Se interrumpió. Brunetti esperaba, curioso por descubrir qué otros eufemismos utilizaría el joven.
– Era útil a la empresa porque presentaba siempre una bella figura, por lo que mi tío podía enviarlo para que representara a la empresa en cualquier parte.
– ¿En negociaciones? -preguntó Brunetti.
– Oh, no -respondió Lorenzoni rápidamente-. Lo suyo eran los actos de sociedad, como llevar a los clientes a cenar o enseñarles la ciudad.
– ¿Qué otras cosas hacía?
Lorenzoni reflexionó unos instantes.
– Mi tío lo enviaba a entregar documentos importantes. Por ejemplo, cuando quería asegurarse de que un contrato llegaba a su destino rápidamente, lo llevaba Roberto.
– ¿Y luego pasaba varios días allí donde fuera?
– Sí, a veces -respondió Lorenzoni.
– ¿Iba a la universidad?
– Se matriculó en la facoltà de Economía Commerciale.
– ¿Dónde?
– Aquí, en Cà Foscari.
– ¿Cuánto tiempo llevaba matriculado?
– Tres años.
– ¿Cuántas asignaturas había aprobado?
La verdad, si Lorenzoni la sabía, no salió de sus labios.
– No lo sé. -Con esta última pregunta, Brunetti había roto cualquier sintonía que pudiera haber establecido su reacción a las palabras con que el joven había confesado su miedo-. ¿Por qué quiere saber todo esto? -preguntó.
– Deseo hacerme una idea de la clase de persona que era Roberto -respondió Brunetti con absoluta sinceridad.
– ¿Y eso qué puede importar? Después de tanto tiempo.
Brunetti se encogió de hombros.
– No sé si puede importar o no. Pero, si tengo que pasar meses de mi vida investigando el caso, es natural que quiera saber algo de él.
– ¿Meses?
– Sí.
– ¿Es que volverá a abrirse la investigación del secuestro?
– Ya no es sólo secuestro.

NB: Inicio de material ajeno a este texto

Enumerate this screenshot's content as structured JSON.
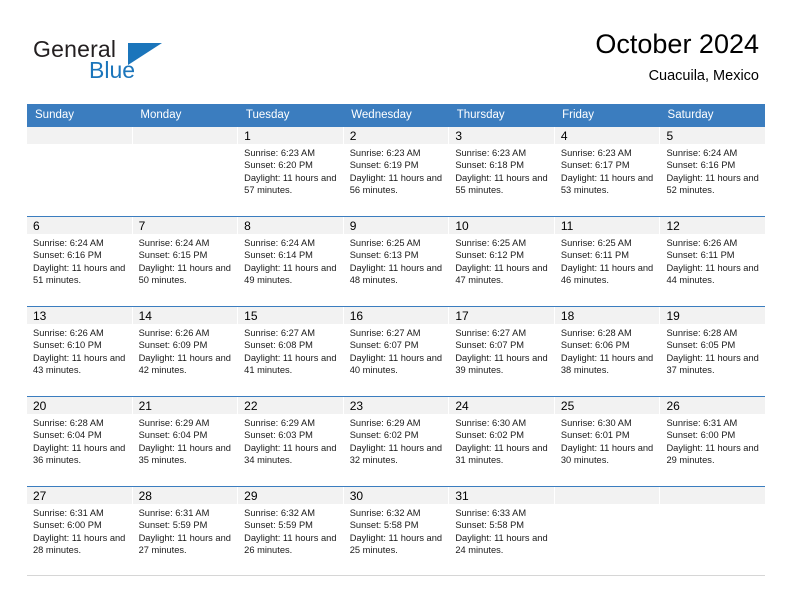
{
  "brand": {
    "name_top": "General",
    "name_bottom": "Blue",
    "triangle_icon": "blue-triangle-icon",
    "accent_color": "#1b75bb"
  },
  "header": {
    "title": "October 2024",
    "subtitle": "Cuacuila, Mexico"
  },
  "calendar": {
    "header_color": "#3b7dbf",
    "weekdays": [
      "Sunday",
      "Monday",
      "Tuesday",
      "Wednesday",
      "Thursday",
      "Friday",
      "Saturday"
    ],
    "labels": {
      "sunrise": "Sunrise:",
      "sunset": "Sunset:",
      "daylight": "Daylight:"
    },
    "weeks": [
      [
        {
          "day": "",
          "sunrise": "",
          "sunset": "",
          "daylight": ""
        },
        {
          "day": "",
          "sunrise": "",
          "sunset": "",
          "daylight": ""
        },
        {
          "day": "1",
          "sunrise": "Sunrise: 6:23 AM",
          "sunset": "Sunset: 6:20 PM",
          "daylight": "Daylight: 11 hours and 57 minutes."
        },
        {
          "day": "2",
          "sunrise": "Sunrise: 6:23 AM",
          "sunset": "Sunset: 6:19 PM",
          "daylight": "Daylight: 11 hours and 56 minutes."
        },
        {
          "day": "3",
          "sunrise": "Sunrise: 6:23 AM",
          "sunset": "Sunset: 6:18 PM",
          "daylight": "Daylight: 11 hours and 55 minutes."
        },
        {
          "day": "4",
          "sunrise": "Sunrise: 6:23 AM",
          "sunset": "Sunset: 6:17 PM",
          "daylight": "Daylight: 11 hours and 53 minutes."
        },
        {
          "day": "5",
          "sunrise": "Sunrise: 6:24 AM",
          "sunset": "Sunset: 6:16 PM",
          "daylight": "Daylight: 11 hours and 52 minutes."
        }
      ],
      [
        {
          "day": "6",
          "sunrise": "Sunrise: 6:24 AM",
          "sunset": "Sunset: 6:16 PM",
          "daylight": "Daylight: 11 hours and 51 minutes."
        },
        {
          "day": "7",
          "sunrise": "Sunrise: 6:24 AM",
          "sunset": "Sunset: 6:15 PM",
          "daylight": "Daylight: 11 hours and 50 minutes."
        },
        {
          "day": "8",
          "sunrise": "Sunrise: 6:24 AM",
          "sunset": "Sunset: 6:14 PM",
          "daylight": "Daylight: 11 hours and 49 minutes."
        },
        {
          "day": "9",
          "sunrise": "Sunrise: 6:25 AM",
          "sunset": "Sunset: 6:13 PM",
          "daylight": "Daylight: 11 hours and 48 minutes."
        },
        {
          "day": "10",
          "sunrise": "Sunrise: 6:25 AM",
          "sunset": "Sunset: 6:12 PM",
          "daylight": "Daylight: 11 hours and 47 minutes."
        },
        {
          "day": "11",
          "sunrise": "Sunrise: 6:25 AM",
          "sunset": "Sunset: 6:11 PM",
          "daylight": "Daylight: 11 hours and 46 minutes."
        },
        {
          "day": "12",
          "sunrise": "Sunrise: 6:26 AM",
          "sunset": "Sunset: 6:11 PM",
          "daylight": "Daylight: 11 hours and 44 minutes."
        }
      ],
      [
        {
          "day": "13",
          "sunrise": "Sunrise: 6:26 AM",
          "sunset": "Sunset: 6:10 PM",
          "daylight": "Daylight: 11 hours and 43 minutes."
        },
        {
          "day": "14",
          "sunrise": "Sunrise: 6:26 AM",
          "sunset": "Sunset: 6:09 PM",
          "daylight": "Daylight: 11 hours and 42 minutes."
        },
        {
          "day": "15",
          "sunrise": "Sunrise: 6:27 AM",
          "sunset": "Sunset: 6:08 PM",
          "daylight": "Daylight: 11 hours and 41 minutes."
        },
        {
          "day": "16",
          "sunrise": "Sunrise: 6:27 AM",
          "sunset": "Sunset: 6:07 PM",
          "daylight": "Daylight: 11 hours and 40 minutes."
        },
        {
          "day": "17",
          "sunrise": "Sunrise: 6:27 AM",
          "sunset": "Sunset: 6:07 PM",
          "daylight": "Daylight: 11 hours and 39 minutes."
        },
        {
          "day": "18",
          "sunrise": "Sunrise: 6:28 AM",
          "sunset": "Sunset: 6:06 PM",
          "daylight": "Daylight: 11 hours and 38 minutes."
        },
        {
          "day": "19",
          "sunrise": "Sunrise: 6:28 AM",
          "sunset": "Sunset: 6:05 PM",
          "daylight": "Daylight: 11 hours and 37 minutes."
        }
      ],
      [
        {
          "day": "20",
          "sunrise": "Sunrise: 6:28 AM",
          "sunset": "Sunset: 6:04 PM",
          "daylight": "Daylight: 11 hours and 36 minutes."
        },
        {
          "day": "21",
          "sunrise": "Sunrise: 6:29 AM",
          "sunset": "Sunset: 6:04 PM",
          "daylight": "Daylight: 11 hours and 35 minutes."
        },
        {
          "day": "22",
          "sunrise": "Sunrise: 6:29 AM",
          "sunset": "Sunset: 6:03 PM",
          "daylight": "Daylight: 11 hours and 34 minutes."
        },
        {
          "day": "23",
          "sunrise": "Sunrise: 6:29 AM",
          "sunset": "Sunset: 6:02 PM",
          "daylight": "Daylight: 11 hours and 32 minutes."
        },
        {
          "day": "24",
          "sunrise": "Sunrise: 6:30 AM",
          "sunset": "Sunset: 6:02 PM",
          "daylight": "Daylight: 11 hours and 31 minutes."
        },
        {
          "day": "25",
          "sunrise": "Sunrise: 6:30 AM",
          "sunset": "Sunset: 6:01 PM",
          "daylight": "Daylight: 11 hours and 30 minutes."
        },
        {
          "day": "26",
          "sunrise": "Sunrise: 6:31 AM",
          "sunset": "Sunset: 6:00 PM",
          "daylight": "Daylight: 11 hours and 29 minutes."
        }
      ],
      [
        {
          "day": "27",
          "sunrise": "Sunrise: 6:31 AM",
          "sunset": "Sunset: 6:00 PM",
          "daylight": "Daylight: 11 hours and 28 minutes."
        },
        {
          "day": "28",
          "sunrise": "Sunrise: 6:31 AM",
          "sunset": "Sunset: 5:59 PM",
          "daylight": "Daylight: 11 hours and 27 minutes."
        },
        {
          "day": "29",
          "sunrise": "Sunrise: 6:32 AM",
          "sunset": "Sunset: 5:59 PM",
          "daylight": "Daylight: 11 hours and 26 minutes."
        },
        {
          "day": "30",
          "sunrise": "Sunrise: 6:32 AM",
          "sunset": "Sunset: 5:58 PM",
          "daylight": "Daylight: 11 hours and 25 minutes."
        },
        {
          "day": "31",
          "sunrise": "Sunrise: 6:33 AM",
          "sunset": "Sunset: 5:58 PM",
          "daylight": "Daylight: 11 hours and 24 minutes."
        },
        {
          "day": "",
          "sunrise": "",
          "sunset": "",
          "daylight": ""
        },
        {
          "day": "",
          "sunrise": "",
          "sunset": "",
          "daylight": ""
        }
      ]
    ]
  }
}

Es asesinato.
El joven hizo una mueca al oír la palabra, pero no dijo nada.
– ¿Se le ocurre algo más que pueda ser importante?

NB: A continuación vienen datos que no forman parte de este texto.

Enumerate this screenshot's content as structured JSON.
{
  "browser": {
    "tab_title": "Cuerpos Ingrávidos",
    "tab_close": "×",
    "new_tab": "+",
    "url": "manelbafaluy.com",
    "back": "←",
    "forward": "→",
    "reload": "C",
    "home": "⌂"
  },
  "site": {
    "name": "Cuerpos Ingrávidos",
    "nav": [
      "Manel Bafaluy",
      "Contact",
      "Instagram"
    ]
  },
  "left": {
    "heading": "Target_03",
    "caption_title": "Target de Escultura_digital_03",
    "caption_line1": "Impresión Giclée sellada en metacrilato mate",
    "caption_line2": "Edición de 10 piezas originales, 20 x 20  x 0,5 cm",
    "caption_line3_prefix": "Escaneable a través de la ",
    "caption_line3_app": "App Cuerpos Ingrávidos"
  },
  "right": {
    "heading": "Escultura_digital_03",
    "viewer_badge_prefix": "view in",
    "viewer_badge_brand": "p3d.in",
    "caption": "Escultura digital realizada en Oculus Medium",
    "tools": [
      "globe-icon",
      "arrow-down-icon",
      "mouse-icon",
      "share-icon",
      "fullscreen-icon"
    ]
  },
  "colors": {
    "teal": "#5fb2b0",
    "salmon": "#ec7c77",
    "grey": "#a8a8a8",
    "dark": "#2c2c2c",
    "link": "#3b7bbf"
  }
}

Lorenzoni movió la cabeza negativamente y se volvió hacia la escalinata que subía a la puerta de la casa.
– ¿Algo sobre la forma en que se comportaba poco antes de ser secuestrado?

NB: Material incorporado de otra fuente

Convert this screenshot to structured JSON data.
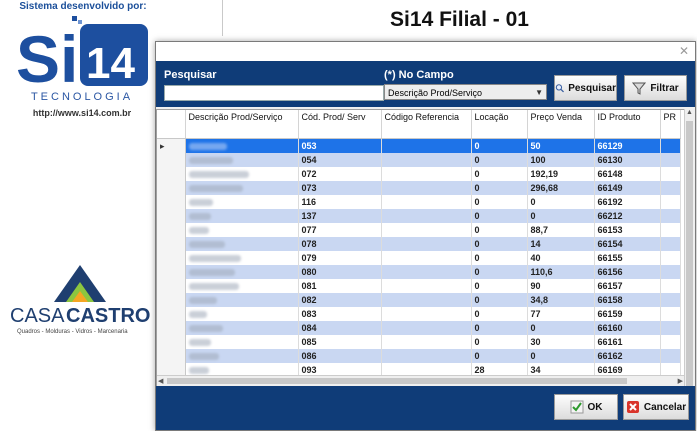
{
  "background": {
    "sistema_label": "Sistema desenvolvido por:",
    "logo_text": "Si14",
    "logo_tecnologia": "TECNOLOGIA",
    "logo_url": "http://www.si14.com.br",
    "company_logo_name": "CASACASTRO",
    "company_logo_sub": "Quadros - Molduras - Vidros - Marcenaria",
    "app_title": "Si14 Filial - 01"
  },
  "dialog": {
    "close_glyph": "✕",
    "search_label": "Pesquisar",
    "search_value": "",
    "field_label": "(*) No Campo",
    "field_value": "Descrição Prod/Serviço",
    "search_button": "Pesquisar",
    "filter_button": "Filtrar",
    "ok_button": "OK",
    "cancel_button": "Cancelar",
    "icons": {
      "search": "magnifier-icon",
      "filter": "funnel-icon",
      "ok": "check-icon",
      "cancel": "x-icon"
    }
  },
  "grid": {
    "columns": [
      "Descrição Prod/Serviço",
      "Cód. Prod/ Serv",
      "Código Referencia",
      "Locação",
      "Preço Venda",
      "ID Produto",
      "PR"
    ],
    "rows": [
      {
        "desc": "",
        "cod": "053",
        "ref": "",
        "loc": "0",
        "preco": "50",
        "id": "66129"
      },
      {
        "desc": "",
        "cod": "054",
        "ref": "",
        "loc": "0",
        "preco": "100",
        "id": "66130"
      },
      {
        "desc": "",
        "cod": "072",
        "ref": "",
        "loc": "0",
        "preco": "192,19",
        "id": "66148"
      },
      {
        "desc": "",
        "cod": "073",
        "ref": "",
        "loc": "0",
        "preco": "296,68",
        "id": "66149"
      },
      {
        "desc": "",
        "cod": "116",
        "ref": "",
        "loc": "0",
        "preco": "0",
        "id": "66192"
      },
      {
        "desc": "",
        "cod": "137",
        "ref": "",
        "loc": "0",
        "preco": "0",
        "id": "66212"
      },
      {
        "desc": "",
        "cod": "077",
        "ref": "",
        "loc": "0",
        "preco": "88,7",
        "id": "66153"
      },
      {
        "desc": "",
        "cod": "078",
        "ref": "",
        "loc": "0",
        "preco": "14",
        "id": "66154"
      },
      {
        "desc": "",
        "cod": "079",
        "ref": "",
        "loc": "0",
        "preco": "40",
        "id": "66155"
      },
      {
        "desc": "",
        "cod": "080",
        "ref": "",
        "loc": "0",
        "preco": "110,6",
        "id": "66156"
      },
      {
        "desc": "",
        "cod": "081",
        "ref": "",
        "loc": "0",
        "preco": "90",
        "id": "66157"
      },
      {
        "desc": "",
        "cod": "082",
        "ref": "",
        "loc": "0",
        "preco": "34,8",
        "id": "66158"
      },
      {
        "desc": "",
        "cod": "083",
        "ref": "",
        "loc": "0",
        "preco": "77",
        "id": "66159"
      },
      {
        "desc": "",
        "cod": "084",
        "ref": "",
        "loc": "0",
        "preco": "0",
        "id": "66160"
      },
      {
        "desc": "",
        "cod": "085",
        "ref": "",
        "loc": "0",
        "preco": "30",
        "id": "66161"
      },
      {
        "desc": "",
        "cod": "086",
        "ref": "",
        "loc": "0",
        "preco": "0",
        "id": "66162"
      },
      {
        "desc": "",
        "cod": "093",
        "ref": "",
        "loc": "28",
        "preco": "34",
        "id": "66169"
      }
    ]
  }
}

De nuevo Lorenzoni meneó la cabeza, pero luego se paró y volvió hacia Brunetti.
– Me parece que estaba enfermo.
– ¿Por qué lo dice?
– Siempre se quejaba de cansancio y de que no se encontraba bien. Creo que tenía algo de vientre, diarrea. Y había adelgazado.
– ¿No decía nada más sobre su salud?
– No, nada. Pero es que en los últimos años Roberto y yo no estábamos muy unidos.
– ¿Desde que empezó usted a trabajar en la empresa?
La mirada de Lorenzoni estaba tan desprovista de cordialidad como de sorpresa.
– ¿Qué quiere decir?
– A mí me parecería perfectamente natural que la presencia de usted en la empresa lo molestara, sobre todo si su tío valoraba su trabajo o mostraba confianza en su criterio.
Brunetti esperaba que Lorenzoni hiciera algún comentario, pero el joven lo sorprendió dando media vuelta y empezando a subir en silencio los tres anchos escalones que conducían a la casa. Brunetti le gritó mientras se alejaba:
– ¿Existe alguna otra persona que pueda hablarme de él?
En lo alto de los escalones, Lorenzoni se volvió hacia los dos hombres.
– No. Nadie lo conocía. Nadie puede ayudarle. -Se volvió de nuevo hacia la casa, entró y cerró la puerta.